Philippe Jaccottet, la dernière promenade

Philippe Jaccottet, la dernière promenade
Le blog de Michel Crépu | Publié le : 04/03/2021

Curieusement, Philippe Jaccottet, qui vient de s’éteindre, s’est imposé à nous plus par la voie du commentaire que par celle, proprement dite, du poème. On se souvient des Onze études sur la poésie moderne de Jean-Pierre Richard, où il figure aux côtés de Dupin et Du Bouchet, parmi d’autres. Ayons ici une pensée pour le grave Senancour que Jaccottet n’a pas oublié. On sentait bien qu’il y avait là un acte de présence des « poètes » à l’endroit du magistère structuraliste post-mallarméen.

Dans cette guerre décisive, Jaccottet occupait un lieu stratégique qu’il n’a jamais renié. Il y avait le traducteur de L’Homme sans qualités de Musil, resté un véritable exploit linguistique, littéraire et philosophique, mais il y avait aussi le lecteur ardent de Rilke (auquel il consacra un essai), d’Ungaretti, Hölderlin et toute la galaxie suisse romande, sous l’œil virgilien du merveilleux Gustave Roud. Quand on y observe de près, on s’aperçoit que Jaccottet a parfaitement identifié les grands noms décisifs, ceux sans lesquels tout intelligence de l’expérience poétique européenne contemporaine est impensable. Au premier rang sans conteste, l’oiseau solitaire : Hölderlin. S’il doit en rester un, ce sera lui.

Mais on se trompe aussi bien à établir une liste hiérarchique, une liste de grands absents – il ignore les poèmes du James Joyce de Chamber Music. Les seuls vrais noms qui comptent sont ceux que Jaccottet a retenus parce qu’ils savaient nouer le lien entre le visible et l’invisible : le point de lumière à l’intersection de l’arbre et de l’éclat céleste, si prompt à jeter sa lueur, qu’on vient à douter de son existence. Il n’y a pas de moment mystique, chez Jaccottet, mais il y a certainement un instant mémorable qui met le poète en mouvement. Que s’est-il passé là-bas ? Quelle était cette percée qui ne sauve rien et pourtant renverse tout ? Jean-Louis Chrétien a parlé d’ « inoubliable » et ce n’était pas même à propos de Jaccottet. Mais peu importe, le mot convient.
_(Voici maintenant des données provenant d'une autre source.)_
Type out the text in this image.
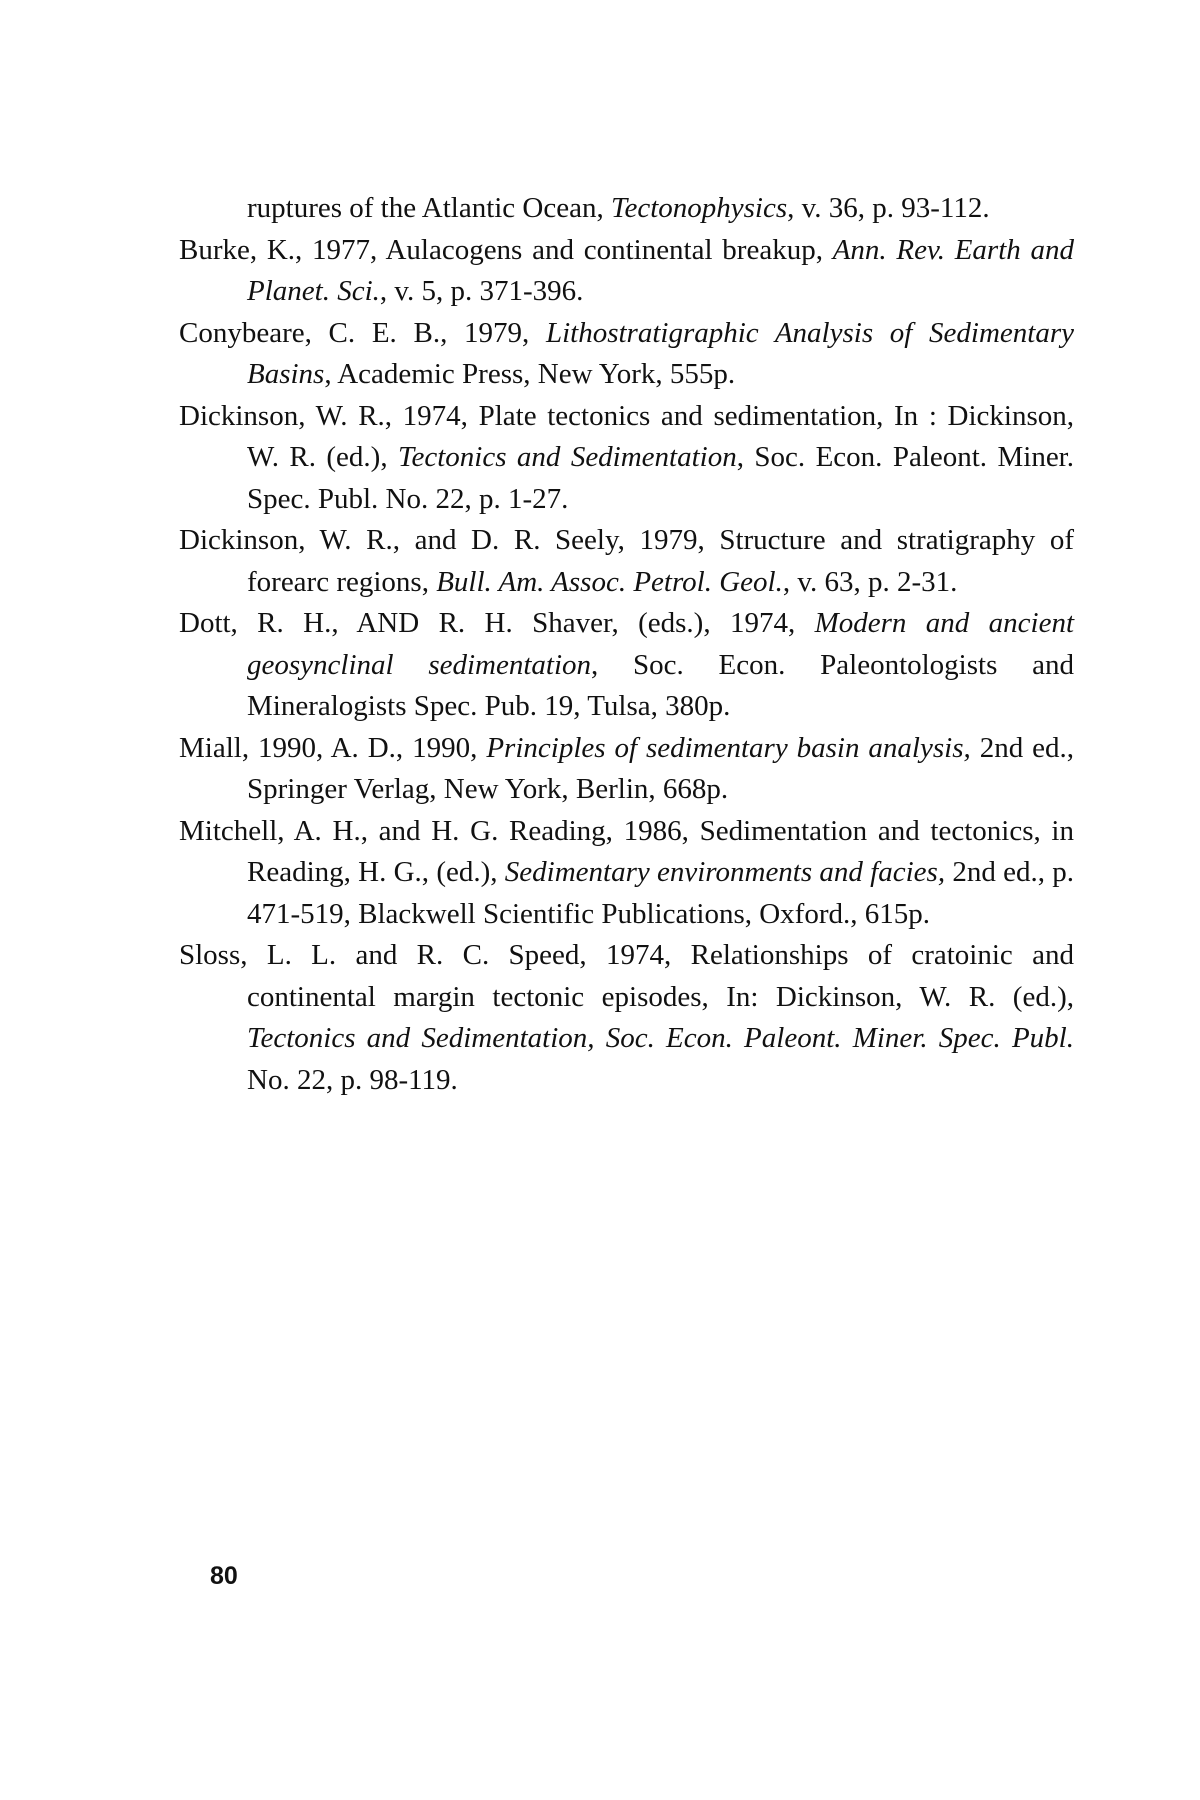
ruptures of the Atlantic Ocean, Tectonophysics, v. 36, p. 93-112.

Burke, K., 1977, Aulacogens and continental breakup, Ann. Rev. Earth and Planet. Sci., v. 5, p. 371-396.

Conybeare, C. E. B., 1979, Lithostratigraphic Analysis of Sedimentary Basins, Academic Press, New York, 555p.

Dickinson, W. R., 1974, Plate tectonics and sedimentation, In : Dickinson, W. R. (ed.), Tectonics and Sedimentation, Soc. Econ. Paleont. Miner. Spec. Publ. No. 22, p. 1-27.

Dickinson, W. R., and D. R. Seely, 1979, Structure and stratigraphy of forearc regions, Bull. Am. Assoc. Petrol. Geol., v. 63, p. 2-31.

Dott, R. H., AND R. H. Shaver, (eds.), 1974, Modern and ancient geosynclinal sedimentation, Soc. Econ. Paleontologists and Mineralogists Spec. Pub. 19, Tulsa, 380p.

Miall, 1990, A. D., 1990, Principles of sedimentary basin analysis, 2nd ed., Springer Verlag, New York, Berlin, 668p.

Mitchell, A. H., and H. G. Reading, 1986, Sedimentation and tectonics, in Reading, H. G., (ed.), Sedimentary environments and facies, 2nd ed., p. 471-519, Blackwell Scientific Publications, Oxford., 615p.

Sloss, L. L. and R. C. Speed, 1974, Relationships of cratoinic and continental margin tectonic episodes, In: Dickinson, W. R. (ed.), Tectonics and Sedimentation, Soc. Econ. Paleont. Miner. Spec. Publ. No. 22, p. 98-119.

80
La simplicité d’un Plotin pourrait servir de repère sans qu’on pousse trop les analogies, mais c’est aussi la richesse d’une œuvre que de faire voir des portes, d’autres percées lumineuses. Simplicité du Dante, simplicité par-dessus tout d’un Gustave Roud (lui-même traducteur de Dante). Toujours, ce sont des histoires de flammes lumineuses, des événements qui témoignent à la manière de l’apôtre encore sous le choc de ce qu’il vient de voir. Qu’a-t-il vu, ce brave apôtre qui ne comprend rien à ce qui lui arrive ? Il ne saurait le dire mais il ne peut pas ne pas le dire. Ce qui est sûr, c’est que cela a bougé dans le feuillage. Voilà, débrouilles-toi avec ce renseignement. Cela a parlé, et maintenant c’est à nous, au « poète, » de mener l’enquête. Il y a toujours un peu de détective chez le poète Jaccottet : on verrait une plaque à l’entrée de sa maison : « Philippe Jaccottet, enquêtes et féeries, sur rendez-vous. » Un rien musilien, au fond.

« À travers un verger », « La promenade sous les arbres » sont ces lieux, nos préférés, qui ne quittent jamais le sol des vivants d’une semelle, ni les terres de la lumière. Philippe Jaccottet n’a jamais rien fait d’autre, sa vie d’écrivain durant, que de guetter le moment du passage d’un ordre à l’autre. Il y avait de l’ange rilkéen là derrière, mais surtout peut-être simplement un promeneur qui passe là-bas, derrière les frondaisons.